Michaud, the Kaiser Family Foundation health expert, said that as omicron sweeps through the nation, he could see more states separating COVID-19 patients into the different categories rather than lumping them all together.


“I do think it’s an important distinction, especially with omicron,” Michaud said.

New York state Friday released statistics showing that 57 percent of COVID-19 patients statewide were admitted to hospitals “for” COVID-19, while for the remaining 43 percent “COVID-19 was not included as one of the reasons for admission.”

Maine officials say they see drawbacks to separating the counts, however.

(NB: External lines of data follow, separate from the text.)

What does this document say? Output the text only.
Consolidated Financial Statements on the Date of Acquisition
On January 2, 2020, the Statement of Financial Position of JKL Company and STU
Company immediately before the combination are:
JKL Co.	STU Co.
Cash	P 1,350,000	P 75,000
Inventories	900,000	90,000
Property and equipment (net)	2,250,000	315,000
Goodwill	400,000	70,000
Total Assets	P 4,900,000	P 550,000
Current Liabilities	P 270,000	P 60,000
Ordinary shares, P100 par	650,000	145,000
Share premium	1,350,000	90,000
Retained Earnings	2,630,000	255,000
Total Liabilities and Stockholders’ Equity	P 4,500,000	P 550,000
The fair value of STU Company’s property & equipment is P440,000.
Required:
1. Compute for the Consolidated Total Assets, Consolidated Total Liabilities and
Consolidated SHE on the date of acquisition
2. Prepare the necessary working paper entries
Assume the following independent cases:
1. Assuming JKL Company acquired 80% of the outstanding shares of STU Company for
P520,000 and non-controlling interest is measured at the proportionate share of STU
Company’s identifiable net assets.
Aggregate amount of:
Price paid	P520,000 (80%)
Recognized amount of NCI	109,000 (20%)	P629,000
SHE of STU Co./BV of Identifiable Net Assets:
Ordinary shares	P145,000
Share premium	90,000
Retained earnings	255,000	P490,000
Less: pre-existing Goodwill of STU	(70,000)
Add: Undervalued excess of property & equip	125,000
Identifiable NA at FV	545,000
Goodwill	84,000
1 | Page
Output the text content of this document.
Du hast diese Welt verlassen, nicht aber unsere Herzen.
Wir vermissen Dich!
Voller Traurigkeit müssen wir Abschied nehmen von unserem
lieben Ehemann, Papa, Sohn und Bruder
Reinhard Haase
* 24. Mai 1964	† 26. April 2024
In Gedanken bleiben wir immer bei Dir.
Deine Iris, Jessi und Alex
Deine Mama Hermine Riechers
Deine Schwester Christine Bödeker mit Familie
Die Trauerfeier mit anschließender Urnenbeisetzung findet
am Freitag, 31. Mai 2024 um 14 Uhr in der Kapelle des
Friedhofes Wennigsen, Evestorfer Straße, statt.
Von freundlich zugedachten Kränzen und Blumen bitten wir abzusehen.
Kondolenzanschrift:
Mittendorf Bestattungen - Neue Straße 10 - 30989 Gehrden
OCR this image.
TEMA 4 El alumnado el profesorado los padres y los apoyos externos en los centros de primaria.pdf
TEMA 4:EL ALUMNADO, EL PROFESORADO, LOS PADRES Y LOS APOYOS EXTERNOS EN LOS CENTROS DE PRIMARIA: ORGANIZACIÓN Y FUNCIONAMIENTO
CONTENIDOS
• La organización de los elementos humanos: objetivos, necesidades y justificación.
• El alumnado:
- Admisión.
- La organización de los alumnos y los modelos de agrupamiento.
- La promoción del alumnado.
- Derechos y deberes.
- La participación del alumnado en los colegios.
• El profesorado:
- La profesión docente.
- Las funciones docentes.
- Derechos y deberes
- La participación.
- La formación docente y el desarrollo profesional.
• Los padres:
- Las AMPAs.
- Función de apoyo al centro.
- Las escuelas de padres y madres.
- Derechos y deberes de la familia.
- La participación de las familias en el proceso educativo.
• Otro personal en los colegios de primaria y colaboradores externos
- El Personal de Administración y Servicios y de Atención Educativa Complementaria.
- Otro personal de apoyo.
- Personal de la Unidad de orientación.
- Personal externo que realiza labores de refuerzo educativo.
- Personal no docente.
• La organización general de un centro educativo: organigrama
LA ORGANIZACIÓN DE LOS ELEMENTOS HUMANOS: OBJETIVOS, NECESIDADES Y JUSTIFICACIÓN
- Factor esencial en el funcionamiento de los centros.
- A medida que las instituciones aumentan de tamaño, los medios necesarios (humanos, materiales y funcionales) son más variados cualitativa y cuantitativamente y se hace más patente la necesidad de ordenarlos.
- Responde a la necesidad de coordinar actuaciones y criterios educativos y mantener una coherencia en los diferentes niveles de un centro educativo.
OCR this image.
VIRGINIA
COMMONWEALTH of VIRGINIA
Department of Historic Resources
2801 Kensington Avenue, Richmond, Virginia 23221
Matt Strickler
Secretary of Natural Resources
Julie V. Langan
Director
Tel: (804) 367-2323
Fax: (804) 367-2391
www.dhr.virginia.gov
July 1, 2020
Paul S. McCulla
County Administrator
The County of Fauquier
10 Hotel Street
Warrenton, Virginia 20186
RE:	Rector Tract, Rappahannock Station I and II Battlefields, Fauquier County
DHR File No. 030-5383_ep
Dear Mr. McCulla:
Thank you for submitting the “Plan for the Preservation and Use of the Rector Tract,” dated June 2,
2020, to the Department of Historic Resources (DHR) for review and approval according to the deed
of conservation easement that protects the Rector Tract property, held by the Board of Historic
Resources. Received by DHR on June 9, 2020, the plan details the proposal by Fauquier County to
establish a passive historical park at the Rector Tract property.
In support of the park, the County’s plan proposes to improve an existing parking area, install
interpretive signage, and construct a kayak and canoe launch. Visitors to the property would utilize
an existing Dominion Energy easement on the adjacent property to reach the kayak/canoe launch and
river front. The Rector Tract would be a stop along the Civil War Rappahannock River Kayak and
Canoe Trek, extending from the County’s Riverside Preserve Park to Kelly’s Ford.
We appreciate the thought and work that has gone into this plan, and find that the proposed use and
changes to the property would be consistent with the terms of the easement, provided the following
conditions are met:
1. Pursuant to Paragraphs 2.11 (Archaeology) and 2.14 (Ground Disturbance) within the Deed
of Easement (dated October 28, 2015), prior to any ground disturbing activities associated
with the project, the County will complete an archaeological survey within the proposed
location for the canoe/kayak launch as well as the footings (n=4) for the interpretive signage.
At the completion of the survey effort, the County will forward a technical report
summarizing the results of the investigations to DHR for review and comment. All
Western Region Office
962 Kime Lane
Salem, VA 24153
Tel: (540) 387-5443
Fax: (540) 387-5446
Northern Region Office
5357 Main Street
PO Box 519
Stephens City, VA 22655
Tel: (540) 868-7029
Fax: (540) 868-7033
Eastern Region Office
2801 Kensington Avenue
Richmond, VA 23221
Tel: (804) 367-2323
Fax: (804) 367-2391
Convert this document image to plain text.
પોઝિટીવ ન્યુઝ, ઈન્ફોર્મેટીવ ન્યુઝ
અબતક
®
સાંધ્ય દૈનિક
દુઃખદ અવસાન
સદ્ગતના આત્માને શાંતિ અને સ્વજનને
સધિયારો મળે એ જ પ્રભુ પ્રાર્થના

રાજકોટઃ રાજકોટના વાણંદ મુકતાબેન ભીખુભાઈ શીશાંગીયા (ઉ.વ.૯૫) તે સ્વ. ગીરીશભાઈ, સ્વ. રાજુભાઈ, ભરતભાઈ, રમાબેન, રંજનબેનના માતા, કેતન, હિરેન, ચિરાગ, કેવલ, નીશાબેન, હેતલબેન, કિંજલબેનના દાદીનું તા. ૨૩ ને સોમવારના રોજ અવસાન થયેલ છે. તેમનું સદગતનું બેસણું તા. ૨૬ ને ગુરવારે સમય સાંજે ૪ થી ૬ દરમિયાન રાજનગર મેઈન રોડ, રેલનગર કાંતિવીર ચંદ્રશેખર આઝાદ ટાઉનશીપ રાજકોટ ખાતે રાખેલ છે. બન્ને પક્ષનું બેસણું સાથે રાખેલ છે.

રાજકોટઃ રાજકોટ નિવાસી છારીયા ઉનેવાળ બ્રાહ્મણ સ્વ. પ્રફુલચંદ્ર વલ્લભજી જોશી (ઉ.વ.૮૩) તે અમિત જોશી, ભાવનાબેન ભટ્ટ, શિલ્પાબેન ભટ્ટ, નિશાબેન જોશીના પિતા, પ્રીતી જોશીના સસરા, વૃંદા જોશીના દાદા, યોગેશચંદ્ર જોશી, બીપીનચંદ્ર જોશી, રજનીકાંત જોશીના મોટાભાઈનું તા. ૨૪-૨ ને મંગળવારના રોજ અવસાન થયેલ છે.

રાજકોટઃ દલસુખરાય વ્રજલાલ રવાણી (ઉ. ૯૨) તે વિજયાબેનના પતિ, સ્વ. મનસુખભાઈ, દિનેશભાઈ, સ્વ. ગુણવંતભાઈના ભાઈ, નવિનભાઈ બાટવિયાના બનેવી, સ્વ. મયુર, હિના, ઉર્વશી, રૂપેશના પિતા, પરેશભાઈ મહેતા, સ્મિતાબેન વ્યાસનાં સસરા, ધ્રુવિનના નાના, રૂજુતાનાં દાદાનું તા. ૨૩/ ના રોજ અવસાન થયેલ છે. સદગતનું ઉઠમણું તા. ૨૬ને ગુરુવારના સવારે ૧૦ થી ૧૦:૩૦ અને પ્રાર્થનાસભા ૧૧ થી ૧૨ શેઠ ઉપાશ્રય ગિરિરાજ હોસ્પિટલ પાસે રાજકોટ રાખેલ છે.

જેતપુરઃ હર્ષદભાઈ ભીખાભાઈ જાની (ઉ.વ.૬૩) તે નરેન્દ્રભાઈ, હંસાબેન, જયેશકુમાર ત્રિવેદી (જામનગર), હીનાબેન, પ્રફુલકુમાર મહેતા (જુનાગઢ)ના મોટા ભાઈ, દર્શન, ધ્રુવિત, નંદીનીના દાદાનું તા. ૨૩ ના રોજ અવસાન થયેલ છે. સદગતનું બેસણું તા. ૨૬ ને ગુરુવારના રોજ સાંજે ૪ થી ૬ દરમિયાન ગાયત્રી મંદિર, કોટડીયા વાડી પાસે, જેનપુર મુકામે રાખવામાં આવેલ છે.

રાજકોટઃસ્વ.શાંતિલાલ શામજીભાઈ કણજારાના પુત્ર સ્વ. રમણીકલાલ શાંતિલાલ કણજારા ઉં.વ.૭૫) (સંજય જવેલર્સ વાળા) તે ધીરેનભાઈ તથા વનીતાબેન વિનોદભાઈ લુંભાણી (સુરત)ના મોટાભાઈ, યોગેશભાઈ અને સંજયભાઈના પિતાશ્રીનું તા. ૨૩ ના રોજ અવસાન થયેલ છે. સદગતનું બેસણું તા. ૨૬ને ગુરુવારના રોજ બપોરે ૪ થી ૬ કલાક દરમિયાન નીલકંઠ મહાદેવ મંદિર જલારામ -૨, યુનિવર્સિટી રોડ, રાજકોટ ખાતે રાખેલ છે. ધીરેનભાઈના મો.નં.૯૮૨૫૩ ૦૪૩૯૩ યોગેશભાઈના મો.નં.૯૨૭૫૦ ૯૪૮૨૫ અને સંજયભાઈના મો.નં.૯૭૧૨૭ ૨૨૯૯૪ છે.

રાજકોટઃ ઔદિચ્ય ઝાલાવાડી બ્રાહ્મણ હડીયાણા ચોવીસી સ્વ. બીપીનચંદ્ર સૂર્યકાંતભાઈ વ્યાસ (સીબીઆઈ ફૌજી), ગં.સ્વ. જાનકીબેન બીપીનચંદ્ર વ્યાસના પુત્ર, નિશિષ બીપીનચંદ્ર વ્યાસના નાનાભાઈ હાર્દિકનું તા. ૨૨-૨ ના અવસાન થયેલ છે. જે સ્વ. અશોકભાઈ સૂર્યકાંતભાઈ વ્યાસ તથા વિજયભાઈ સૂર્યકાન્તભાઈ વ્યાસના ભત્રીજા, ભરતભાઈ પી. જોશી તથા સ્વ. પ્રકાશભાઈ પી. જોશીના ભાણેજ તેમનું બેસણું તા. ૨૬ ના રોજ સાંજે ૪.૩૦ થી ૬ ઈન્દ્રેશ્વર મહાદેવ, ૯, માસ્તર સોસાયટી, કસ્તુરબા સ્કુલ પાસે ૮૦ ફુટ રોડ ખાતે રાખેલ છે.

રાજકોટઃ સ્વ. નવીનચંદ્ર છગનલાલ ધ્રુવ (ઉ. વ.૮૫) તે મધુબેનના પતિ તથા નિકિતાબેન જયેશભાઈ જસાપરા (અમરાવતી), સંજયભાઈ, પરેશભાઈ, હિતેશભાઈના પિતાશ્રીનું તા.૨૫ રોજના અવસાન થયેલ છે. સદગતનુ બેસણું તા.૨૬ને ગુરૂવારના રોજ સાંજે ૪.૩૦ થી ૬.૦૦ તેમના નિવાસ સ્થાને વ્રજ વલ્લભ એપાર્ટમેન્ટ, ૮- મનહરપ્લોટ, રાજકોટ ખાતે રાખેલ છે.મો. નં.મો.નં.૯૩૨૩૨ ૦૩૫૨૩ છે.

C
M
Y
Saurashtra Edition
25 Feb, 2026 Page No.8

Shah said given the pressures from the surge, he’s not sure that devoting limited resources to categorize patients “with” and “for” COVID-19 is necessary. All patients with COVID-19 in a hospital use up more resources than patients without the disease because of the safety protocols and personal protective equipment requirements for health care workers. And some medically vulnerable patients, such as cancer patients, could end up very ill with COVID-19, even if that wasn’t the original reason they were admitted.

“From a health system utilization perspective, the difference between “with” and “for” doesn’t matter when our hospitals are under such great strain,” Shah said. “On some level, this is a distinction without a difference.”

In England, about 70 percent of hospitalized COVID-19 patients are being treated primarily for COVID-19, with the remaining 30 percent testing positive after being admitted for another reason, according to government statistics.

John Bell, a University of Oxford medicine professor, told the BBC in late December that hospitals are also seeing an entirely different kind of COVID-19 patient.

“They don’t need high-flow oxygen, average length of stay is apparently three days,” he said. “This is not the same disease as we were seeing a year ago.”